Aldarin slowly arose to his feet. All emotion had vanished from his face. Stern, calm, and fearless, he gazed around. He looked over the vast expanse of the cavern roof, he marked the dread face of the DEMON FORM towering far above, he gazed upon the hurrying forms and agitated faces of the men-at-arms.

“Lead me, lead me to my death—” spoke the fierce tones of Aldarin the scholar. “I scorn and defy ye all.”

Albertine, the monk, still clad in the dark robe and majestic attire of Ibrahim Ben Malakim, strode suddenly to the side of the scholar, and thrust a parchment roll in his hands.

“Man, I betrayed thee,” he whispered, in tones that attested his agony; “Man, I betrayed thee, though my heart smote me in the act. Yet I will not scorn thee in this thy final hour. The parchment, the parchment—grasp it with a grasp like death; the phial, the phial!”

He turned, and continued in a loud voice, audible to the avengers: “Sinner, receive this book of prayer; it may comfort thy final hour.”

Aldarin took the parchment, and calmly folded it to his bosom.

“I scorn ye all,” he shrieked. “I defy your vengeance, I dare the doom ye would inflict. Aldarin fears not death.”

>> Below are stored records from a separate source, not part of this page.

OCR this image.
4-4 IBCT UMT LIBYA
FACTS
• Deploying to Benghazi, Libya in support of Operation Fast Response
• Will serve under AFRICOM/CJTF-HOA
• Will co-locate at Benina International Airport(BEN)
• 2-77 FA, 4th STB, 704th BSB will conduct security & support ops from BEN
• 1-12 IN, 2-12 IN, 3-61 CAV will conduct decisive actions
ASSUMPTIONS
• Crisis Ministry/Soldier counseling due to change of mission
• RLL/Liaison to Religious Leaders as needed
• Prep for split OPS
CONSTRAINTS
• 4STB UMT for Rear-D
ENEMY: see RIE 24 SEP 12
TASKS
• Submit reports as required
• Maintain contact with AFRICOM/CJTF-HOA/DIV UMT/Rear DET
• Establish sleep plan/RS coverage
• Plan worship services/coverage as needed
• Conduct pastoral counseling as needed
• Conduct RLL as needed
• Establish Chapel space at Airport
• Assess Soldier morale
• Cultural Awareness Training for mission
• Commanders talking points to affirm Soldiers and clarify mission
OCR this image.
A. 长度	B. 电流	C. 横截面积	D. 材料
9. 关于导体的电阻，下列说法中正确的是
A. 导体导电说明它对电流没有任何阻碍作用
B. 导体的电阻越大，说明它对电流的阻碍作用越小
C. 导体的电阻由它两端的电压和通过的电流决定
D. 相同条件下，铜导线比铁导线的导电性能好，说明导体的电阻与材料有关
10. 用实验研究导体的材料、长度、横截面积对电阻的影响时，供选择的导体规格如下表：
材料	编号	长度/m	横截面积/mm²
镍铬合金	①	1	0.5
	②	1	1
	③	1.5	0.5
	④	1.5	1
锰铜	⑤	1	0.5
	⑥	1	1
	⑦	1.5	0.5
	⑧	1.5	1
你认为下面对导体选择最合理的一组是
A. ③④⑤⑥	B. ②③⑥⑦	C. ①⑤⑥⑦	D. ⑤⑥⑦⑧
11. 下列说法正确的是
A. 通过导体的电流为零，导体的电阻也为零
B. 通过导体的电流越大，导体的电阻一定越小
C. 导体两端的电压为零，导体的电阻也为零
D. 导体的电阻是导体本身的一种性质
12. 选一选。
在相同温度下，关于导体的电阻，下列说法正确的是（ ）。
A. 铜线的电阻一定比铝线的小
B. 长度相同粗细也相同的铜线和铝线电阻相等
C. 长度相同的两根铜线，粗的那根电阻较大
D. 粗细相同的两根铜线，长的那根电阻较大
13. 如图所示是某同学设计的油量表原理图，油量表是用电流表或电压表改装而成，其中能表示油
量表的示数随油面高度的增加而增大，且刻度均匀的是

“To the gibbet with the murderer,” shouted Sir Geoffrey o’ th’ Longsword. “Aye, upon the same gibbet where blacken the forms of the brave soldiers of Lord Julian, there let the miscreant expiate his crimes.”

And the men-at-arms echoed the shout, until the vast cavern roof resounded with the words of doom: “To the gibbet—to the gibbet with the fratricide.”

In a moment the cavern was left to silence and eternal night.